Our method surpasses classical and deep learning baselines, including LIRE, on the thorax test set.
- Score: 7.497397088625152
- License: http://arxiv.org/licenses/nonexclusive-distrib/1.0/
- Abstract: Cone Beam CT (CBCT) is an essential imaging modality nowadays, but the image
quality of CBCT still lags behind the high quality standards established by the
conventional Computed Tomography. We propose LIRE+, a learned iterative scheme
for fast and memory-efficient CBCT reconstruction, which is a substantially
faster and more parameter-efficient alternative to the recently proposed LIRE
method. LIRE+ is a rotationally-equivariant multiscale learned invertible
primal-dual iterative scheme for CBCT reconstruction. Memory usage is optimized
by relying on simple reversible residual networks in primal/dual cells and
patch-wise computations inside the cells during forward and backward passes,
while increased inference speed is achieved by making the primal-dual scheme
multiscale so that the reconstruction process starts at low resolution and with
low resolution primal/dual latent vectors. A LIRE+ model was trained and
validated on a set of 260 + 22 thorax CT scans and tested using a set of 142
thorax CT scans with additional evaluation with and without finetuning on an
out-of-distribution set of 79 Head and Neck (HN) CT scans. Our method surpasses
classical and deep learning baselines, including LIRE, on the thorax test set.

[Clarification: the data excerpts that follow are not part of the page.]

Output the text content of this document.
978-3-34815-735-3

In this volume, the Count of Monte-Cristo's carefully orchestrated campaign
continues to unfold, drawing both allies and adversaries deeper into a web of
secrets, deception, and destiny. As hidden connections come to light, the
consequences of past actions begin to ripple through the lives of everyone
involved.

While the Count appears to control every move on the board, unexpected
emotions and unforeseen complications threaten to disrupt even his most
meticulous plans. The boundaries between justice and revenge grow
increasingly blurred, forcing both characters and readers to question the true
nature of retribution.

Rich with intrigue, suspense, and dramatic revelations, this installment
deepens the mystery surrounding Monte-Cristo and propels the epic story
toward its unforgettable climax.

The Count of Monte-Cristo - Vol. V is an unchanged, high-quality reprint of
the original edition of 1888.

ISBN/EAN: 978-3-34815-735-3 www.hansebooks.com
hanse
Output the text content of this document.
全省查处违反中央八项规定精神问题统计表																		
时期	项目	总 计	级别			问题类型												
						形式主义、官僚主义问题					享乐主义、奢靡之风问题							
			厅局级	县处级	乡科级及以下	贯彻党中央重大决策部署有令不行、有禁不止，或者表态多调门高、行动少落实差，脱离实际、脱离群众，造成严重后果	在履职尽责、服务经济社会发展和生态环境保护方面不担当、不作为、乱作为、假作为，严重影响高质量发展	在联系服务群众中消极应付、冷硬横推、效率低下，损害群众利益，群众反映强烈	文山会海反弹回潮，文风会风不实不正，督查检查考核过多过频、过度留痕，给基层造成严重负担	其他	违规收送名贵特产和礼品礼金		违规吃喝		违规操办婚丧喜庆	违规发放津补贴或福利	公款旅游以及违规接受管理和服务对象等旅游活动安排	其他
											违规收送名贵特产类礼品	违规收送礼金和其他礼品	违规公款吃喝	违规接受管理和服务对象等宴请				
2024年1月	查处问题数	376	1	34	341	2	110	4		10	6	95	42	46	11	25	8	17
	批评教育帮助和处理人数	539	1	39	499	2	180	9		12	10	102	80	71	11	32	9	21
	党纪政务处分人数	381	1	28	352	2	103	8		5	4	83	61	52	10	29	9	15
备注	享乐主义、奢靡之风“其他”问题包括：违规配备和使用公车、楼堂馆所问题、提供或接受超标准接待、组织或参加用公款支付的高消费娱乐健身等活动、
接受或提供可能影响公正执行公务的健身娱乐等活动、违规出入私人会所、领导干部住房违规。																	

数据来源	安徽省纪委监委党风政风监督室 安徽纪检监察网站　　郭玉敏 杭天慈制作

For a similar inference time and with only 37 % of the parameter budget, LIRE+
achieves a +0.2 dB PSNR improvement over LIRE, while being able to match the
performance of LIRE in 45 % less inference time and with 28 % of the parameter
budget. Rotational equivariance ensures robustness of LIRE+ to patient
orientation, while LIRE and other deep learning baselines suffer from
substantial performance degradation when patient orientation is unusual. On the
HN dataset in the absence of finetuning, LIRE+ is generally comparable to LIRE
in performance apart from a few outlier cases, whereas after identical
finetuning LIRE+ demonstates a +1.02 dB PSNR improvement over LIRE.